Mélodie pour orgue de Barbarie
À la mort de leur mère, Nikita et Aliona, demi-frère et sœur, se lancent ensemble à la recherche de leurs pères respectifs. Mais ils sont seuls dans la grande ville à la veille de Noël, et leur quête tourne au drame.
Remerciements à Oleh Kohan et Polina Teshabaieva (Sota Cinema Group), Anna Koriagina, Jenny Prygunova, Dariya Bibikova.
Pour ce film, Kira Mouratova décide de travailler à partir d'un scénario écrit par Vladimir Zouev, dramaturge de Kiyv, avec qui elle a partagé la douloureuse expérience du projet avorté et interdit par la censure soviétique Regardez attentivement les rêves (1969). Le scénario est repris à six mains, par Zouev, Mouratova et Evgueni Goloubenko, son mari et plus proche collaborateur. Ce périple de deux enfants égarés et stoïques à travers Kiyv se présente comme un anti-conte de Noël, jouant avec l'imagerie et les codes de ce genre tout en les détournant. L'imagerie de Noël parsème le film sous forme de sapins synthétiques aux couleurs criardes qui surgissent un peu partout sur le chemin des orphelins, ou encore sous forme de cartes postales et de chants de Noël.
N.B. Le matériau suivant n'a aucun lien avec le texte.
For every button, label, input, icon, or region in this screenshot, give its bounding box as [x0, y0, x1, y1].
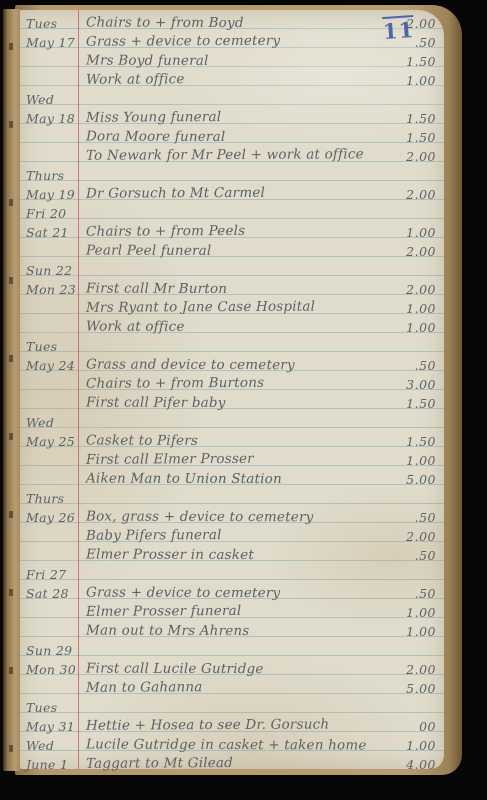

Mais si le film n'est pas sans nous rappeler des récits aussi incontournables que La Petite fille aux allumettes de Hans Christian Andersen ou Le Petit garçon à l'arbre de Noël du Christ de Fiodor Dostoïevski, c'est dans une ville et des « non-lieux » contemporains que se déroule l'action. Les enfants traversent ainsi la gare, le casino, une vente aux enchères ou encore un supermarché, grande machine sans âme où se déroule une importante partie du film.
Les autres, adultes et enfants, que croise le binôme, sont des monades soliloquantes, prises dans leurs petites obsessions personnelles. L'impossibilité de la communication et la rupture du lien social apparaissent à travers les inversions, décalages et ricochets entre les enfants et le reste du monde. Les rôles sont ainsi régulièrement inversés : les clients du supermarché volent, les employées du guichet des renseignements ne renseignent personne. La trajectoire que tracent les deux enfants dans cette société autiste fait parfois surgir l'espoir mais interroge sans cesse sur ces vies dont la présence semble être à tout instant effaçable, comme l'empreinte laissée par une main sur une vitre glacée.
Après Les Longs adieux et L'Accordeur, deux films d'une immense douceur, ce conte amer sur une enfance perdue nous permet de découvrir une autre facette de la cinéaste, très lucide sur les violences souterraines et l'indifférence du monde. Aujourd'hui, alors que les médias occidentaux semblent se décentrer progressivement de la guerre en Ukraine, ce film nous rappelle à quel point l'indifférence guette chacun d'entre nous.